Biological scaffolds so far have presented relatively more successful results for tubular scaffold epithelialisation, originating from their ability to provide tissue-specific cues for cell–matrix interaction. Biomimicry of the natural tubular structures with synthetic scaffolds with the state-of-the-art materials and fabrication methodologies might be the way forward for effective epithelisation. Current non-biological approaches involve seeding cells on suitable scaffolds, but still lack the full range of crucial structures that mimic the ECM which are required to replicate these organ-specific cellular cues.
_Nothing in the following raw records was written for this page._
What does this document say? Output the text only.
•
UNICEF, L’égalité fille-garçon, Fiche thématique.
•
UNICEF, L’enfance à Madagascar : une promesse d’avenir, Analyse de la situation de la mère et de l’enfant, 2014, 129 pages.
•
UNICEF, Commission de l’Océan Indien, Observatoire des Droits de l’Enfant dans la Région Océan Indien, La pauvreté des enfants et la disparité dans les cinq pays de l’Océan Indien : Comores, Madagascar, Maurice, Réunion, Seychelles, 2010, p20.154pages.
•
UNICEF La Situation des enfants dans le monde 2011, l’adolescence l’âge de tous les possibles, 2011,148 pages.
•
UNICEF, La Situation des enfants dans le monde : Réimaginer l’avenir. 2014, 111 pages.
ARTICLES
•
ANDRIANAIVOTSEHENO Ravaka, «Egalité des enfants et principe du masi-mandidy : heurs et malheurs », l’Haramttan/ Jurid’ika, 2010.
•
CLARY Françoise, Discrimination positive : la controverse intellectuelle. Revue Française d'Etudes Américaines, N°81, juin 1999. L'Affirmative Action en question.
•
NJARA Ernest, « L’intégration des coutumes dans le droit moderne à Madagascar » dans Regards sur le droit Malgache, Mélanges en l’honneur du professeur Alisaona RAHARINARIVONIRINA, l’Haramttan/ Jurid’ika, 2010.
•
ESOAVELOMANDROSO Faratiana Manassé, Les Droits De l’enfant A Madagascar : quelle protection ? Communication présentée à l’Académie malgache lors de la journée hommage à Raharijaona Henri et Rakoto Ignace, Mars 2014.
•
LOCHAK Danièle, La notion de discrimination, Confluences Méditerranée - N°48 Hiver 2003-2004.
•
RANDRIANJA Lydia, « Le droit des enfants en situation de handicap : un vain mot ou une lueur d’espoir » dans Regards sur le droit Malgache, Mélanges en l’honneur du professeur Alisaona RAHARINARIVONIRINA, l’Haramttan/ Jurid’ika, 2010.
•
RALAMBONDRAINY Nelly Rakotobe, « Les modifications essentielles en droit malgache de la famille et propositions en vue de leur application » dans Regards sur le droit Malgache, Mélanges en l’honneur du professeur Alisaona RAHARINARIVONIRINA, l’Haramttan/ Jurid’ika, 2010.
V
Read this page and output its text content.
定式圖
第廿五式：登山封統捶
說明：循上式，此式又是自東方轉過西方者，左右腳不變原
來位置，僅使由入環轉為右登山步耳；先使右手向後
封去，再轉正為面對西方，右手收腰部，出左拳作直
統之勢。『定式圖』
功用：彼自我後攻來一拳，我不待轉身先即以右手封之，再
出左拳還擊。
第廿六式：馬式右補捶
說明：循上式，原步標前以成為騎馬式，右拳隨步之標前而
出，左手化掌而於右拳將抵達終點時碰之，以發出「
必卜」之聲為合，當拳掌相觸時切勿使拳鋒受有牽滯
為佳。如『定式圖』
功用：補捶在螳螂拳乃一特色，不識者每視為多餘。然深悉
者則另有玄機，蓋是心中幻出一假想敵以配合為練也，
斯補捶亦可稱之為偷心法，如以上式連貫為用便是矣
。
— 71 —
The best bioactive scaffolds would be those that use cell-signalling pathways to mimic the in-vivo repair and regeneration process. This is the strength of decellularised scaffolds, despite them lacking suitable mechanical strength, which could lead to graft failure. Furthermore, topography and physicochemical characteristics such as porosity, material strechability and surface wettability play a major role in epithelialisation. Embedding relevant growth factors within the scaffold may further enhance epithelial cell binding. Ultimately, to produce functional organs, it will be unlikely to rely solely on optimising cell seeding. It would be practical to improve scaffold intrinsic properties to allow autologous cells to migrate towards the scaffold of interest and transform into a functional tissue that can restore physiological homeostasis.

Footnotes

Author contribution: Authors Rhea Saksena and Chuanyu Gao contributed equally to this article.

Declaration of conflicting interests: The author(s) declared no potential conflicts of interest with respect to the research, authorship and/or publication of this article.

Funding: The author(s) received no financial support for the research, authorship and/or publication of this article.